FCC Starts Spectrum Scavenging Effort

The Federal Communications Commission released a public notice Friday that seeks input on allocating the 35 MHz spectrum currently used primarily by weather balloons and weather satellites for wireless broadband. The spectrum, which sits between 1675 and 1710 MHz, is known as the Big LEO band; using it would help achieve the goal outlined in the National Broadband Plan of finding 300 MHz for wireless broadband within the next five years.

The Big LEO band is part of the spectrum allocated for mobile satellite services, which also encompasses L-band and S-band spectrum and totals 90 MHz. The FCC is giving citizens and businesses until June 28 to let the agency know if they are using the band, what for and when. The FCC also wants to know if there’s a more efficient way that some of the traffic transmitted through those airwaves on behalf of the government could be sent via terrestrial networks.

Since the government is already using these airwaves, and seems OK with possibly sharing them or giving them up entirely for wireless broadband, the public notice is the first step toward figuring out if and how the FCC could allocate 35 more megahertz for operators so they can support you playing Farmville on your iPhone or possibly streaming Pandora. So if you’re using that block, now’s your chance to speak now or forever hold your peace.

Related GigaOM Pro content (sub req’d):
Everybody Hertz: The Looming Spectrum Crisis

3 Responses to “FCC Starts Spectrum Scavenging Effort”

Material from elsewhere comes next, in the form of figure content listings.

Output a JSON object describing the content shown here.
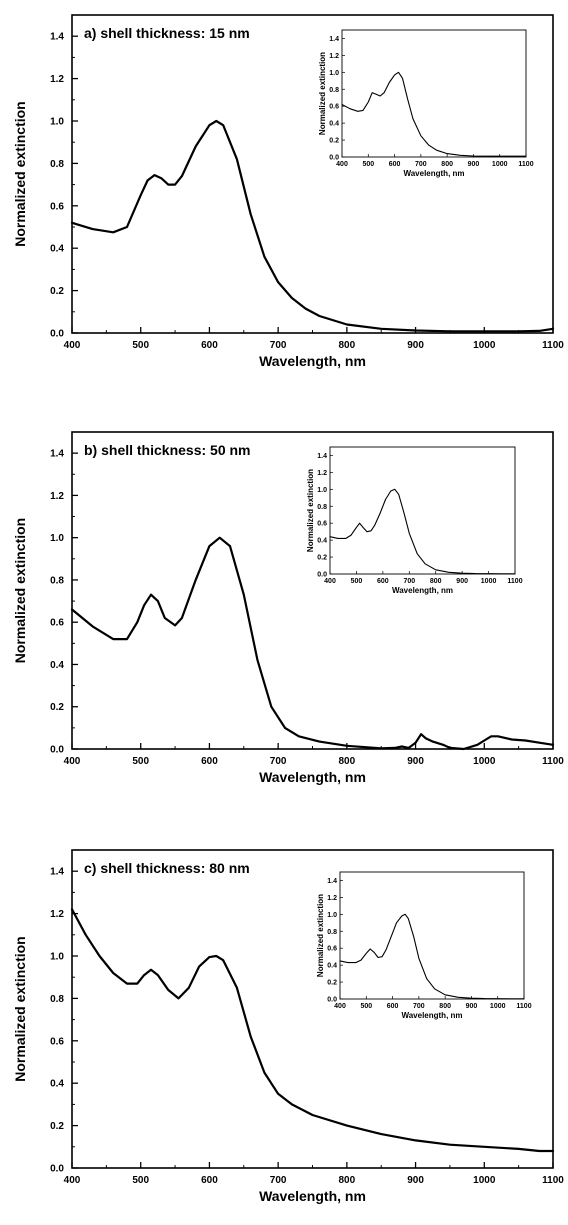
{
  "chart_data": [
    {
      "type": "line",
      "title": "a) shell thickness: 15 nm",
      "xlabel": "Wavelength, nm",
      "ylabel": "Normalized extinction",
      "xlim": [
        400,
        1100
      ],
      "ylim": [
        0,
        1.5
      ],
      "xticks": [
        400,
        500,
        600,
        700,
        800,
        900,
        1000,
        1100
      ],
      "yticks": [
        0.0,
        0.2,
        0.4,
        0.6,
        0.8,
        1.0,
        1.2,
        1.4
      ],
      "series": [
        {
          "x": [
            400,
            430,
            460,
            480,
            500,
            510,
            520,
            530,
            540,
            550,
            560,
            580,
            600,
            610,
            620,
            640,
            660,
            680,
            700,
            720,
            740,
            760,
            800,
            850,
            900,
            950,
            1000,
            1050,
            1080,
            1100
          ],
          "y": [
            0.52,
            0.49,
            0.475,
            0.5,
            0.65,
            0.72,
            0.745,
            0.73,
            0.7,
            0.7,
            0.74,
            0.88,
            0.98,
            1.0,
            0.98,
            0.82,
            0.56,
            0.36,
            0.24,
            0.165,
            0.115,
            0.08,
            0.04,
            0.02,
            0.012,
            0.008,
            0.008,
            0.008,
            0.01,
            0.02
          ]
        }
      ],
      "inset": {
        "type": "line",
        "xlabel": "Wavelength, nm",
        "ylabel": "Normalized extinction",
        "xlim": [
          400,
          1100
        ],
        "ylim": [
          0,
          1.5
        ],
        "xticks": [
          400,
          500,
          600,
          700,
          800,
          900,
          1000,
          1100
        ],
        "yticks": [
          0.0,
          0.2,
          0.4,
          0.6,
          0.8,
          1.0,
          1.2,
          1.4
        ],
        "series": [
          {
            "x": [
              400,
              430,
              460,
              480,
              500,
              515,
              530,
              545,
              560,
              580,
              600,
              615,
              630,
              650,
              670,
              700,
              730,
              760,
              800,
              850,
              900,
              950,
              1000,
              1050,
              1100
            ],
            "y": [
              0.62,
              0.57,
              0.54,
              0.55,
              0.65,
              0.76,
              0.74,
              0.72,
              0.76,
              0.88,
              0.97,
              1.0,
              0.93,
              0.68,
              0.45,
              0.25,
              0.14,
              0.08,
              0.04,
              0.02,
              0.012,
              0.01,
              0.01,
              0.01,
              0.01
            ]
          }
        ]
      }
    },
    {
      "type": "line",
      "title": "b) shell thickness: 50 nm",
      "xlabel": "Wavelength, nm",
      "ylabel": "Normalized extinction",
      "xlim": [
        400,
        1100
      ],
      "ylim": [
        0,
        1.5
      ],
      "xticks": [
        400,
        500,
        600,
        700,
        800,
        900,
        1000,
        1100
      ],
      "yticks": [
        0.0,
        0.2,
        0.4,
        0.6,
        0.8,
        1.0,
        1.2,
        1.4
      ],
      "series": [
        {
          "x": [
            400,
            430,
            460,
            480,
            495,
            505,
            515,
            525,
            535,
            550,
            560,
            580,
            600,
            615,
            630,
            650,
            670,
            690,
            710,
            730,
            760,
            800,
            850,
            870,
            880,
            890,
            900,
            908,
            915,
            925,
            940,
            950,
            970,
            990,
            1000,
            1010,
            1020,
            1040,
            1060,
            1080,
            1100
          ],
          "y": [
            0.66,
            0.58,
            0.52,
            0.52,
            0.6,
            0.68,
            0.73,
            0.7,
            0.62,
            0.585,
            0.62,
            0.8,
            0.96,
            1.0,
            0.96,
            0.73,
            0.42,
            0.2,
            0.1,
            0.06,
            0.035,
            0.015,
            0.003,
            0.005,
            0.012,
            0.005,
            0.03,
            0.07,
            0.05,
            0.035,
            0.02,
            0.005,
            0.0,
            0.02,
            0.04,
            0.06,
            0.06,
            0.045,
            0.04,
            0.03,
            0.02
          ]
        }
      ],
      "inset": {
        "type": "line",
        "xlabel": "Wavelength, nm",
        "ylabel": "Normalized extinction",
        "xlim": [
          400,
          1100
        ],
        "ylim": [
          0,
          1.5
        ],
        "xticks": [
          400,
          500,
          600,
          700,
          800,
          900,
          1000,
          1100
        ],
        "yticks": [
          0.0,
          0.2,
          0.4,
          0.6,
          0.8,
          1.0,
          1.2,
          1.4
        ],
        "series": [
          {
            "x": [
              400,
              430,
              460,
              480,
              500,
              512,
              525,
              540,
              555,
              570,
              590,
              610,
              630,
              645,
              660,
              680,
              700,
              730,
              760,
              800,
              850,
              900,
              950,
              1000,
              1050,
              1100
            ],
            "y": [
              0.44,
              0.42,
              0.42,
              0.46,
              0.55,
              0.6,
              0.55,
              0.5,
              0.51,
              0.58,
              0.72,
              0.88,
              0.98,
              1.0,
              0.94,
              0.72,
              0.48,
              0.24,
              0.12,
              0.05,
              0.02,
              0.01,
              0.005,
              0.003,
              0.002,
              0.002
            ]
          }
        ]
      }
    },
    {
      "type": "line",
      "title": "c) shell thickness: 80 nm",
      "xlabel": "Wavelength, nm",
      "ylabel": "Normalized extinction",
      "xlim": [
        400,
        1100
      ],
      "ylim": [
        0,
        1.5
      ],
      "xticks": [
        400,
        500,
        600,
        700,
        800,
        900,
        1000,
        1100
      ],
      "yticks": [
        0.0,
        0.2,
        0.4,
        0.6,
        0.8,
        1.0,
        1.2,
        1.4
      ],
      "series": [
        {
          "x": [
            400,
            420,
            440,
            460,
            480,
            495,
            505,
            515,
            525,
            540,
            555,
            570,
            585,
            600,
            610,
            620,
            640,
            660,
            680,
            700,
            720,
            750,
            800,
            850,
            900,
            950,
            1000,
            1050,
            1080,
            1100
          ],
          "y": [
            1.22,
            1.1,
            1.0,
            0.92,
            0.87,
            0.87,
            0.91,
            0.935,
            0.91,
            0.84,
            0.8,
            0.85,
            0.95,
            0.995,
            1.0,
            0.98,
            0.85,
            0.62,
            0.45,
            0.35,
            0.3,
            0.25,
            0.2,
            0.16,
            0.13,
            0.11,
            0.1,
            0.09,
            0.08,
            0.08
          ]
        }
      ],
      "inset": {
        "type": "line",
        "xlabel": "Wavelength, nm",
        "ylabel": "Normalized extinction",
        "xlim": [
          400,
          1100
        ],
        "ylim": [
          0,
          1.5
        ],
        "xticks": [
          400,
          500,
          600,
          700,
          800,
          900,
          1000,
          1100
        ],
        "yticks": [
          0.0,
          0.2,
          0.4,
          0.6,
          0.8,
          1.0,
          1.2,
          1.4
        ],
        "series": [
          {
            "x": [
              400,
              430,
              460,
              480,
              500,
              515,
              530,
              545,
              560,
              575,
              595,
              615,
              635,
              648,
              660,
              680,
              700,
              730,
              760,
              800,
              850,
              900,
              950,
              1000,
              1050,
              1100
            ],
            "y": [
              0.45,
              0.43,
              0.43,
              0.46,
              0.54,
              0.59,
              0.55,
              0.49,
              0.5,
              0.58,
              0.74,
              0.9,
              0.98,
              1.0,
              0.95,
              0.74,
              0.48,
              0.24,
              0.12,
              0.05,
              0.02,
              0.01,
              0.005,
              0.003,
              0.002,
              0.002
            ]
          }
        ]
      }
    }
  ]
}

  1. I am weak on my spectrum knowledge but I understand its critical importance when it come to wireless broadband. Mobile operators are moving quickly and adopting HSPA+, LTE and LTE Advanced. These radio interfaces are lynch pins. This is especially true since Cisco’s VNI study reports — “Globally, mobile data traffic will double every year through 2014, increasing 39 times between 2009 and 2014.”

  2. Wasn’t a lot of this spectrum dedicated to mobile voice and data using satellites in low earth orbit? There’s already a lot of hardware “up there” dedicated to using chunks of this spectrum, Iridium probably being the most famous example. I think the DOD is biggest and maybe the only Iridium user these days, obviously for tasks that can’t be done with terrestrial hardware. It’s hard to see where this will go.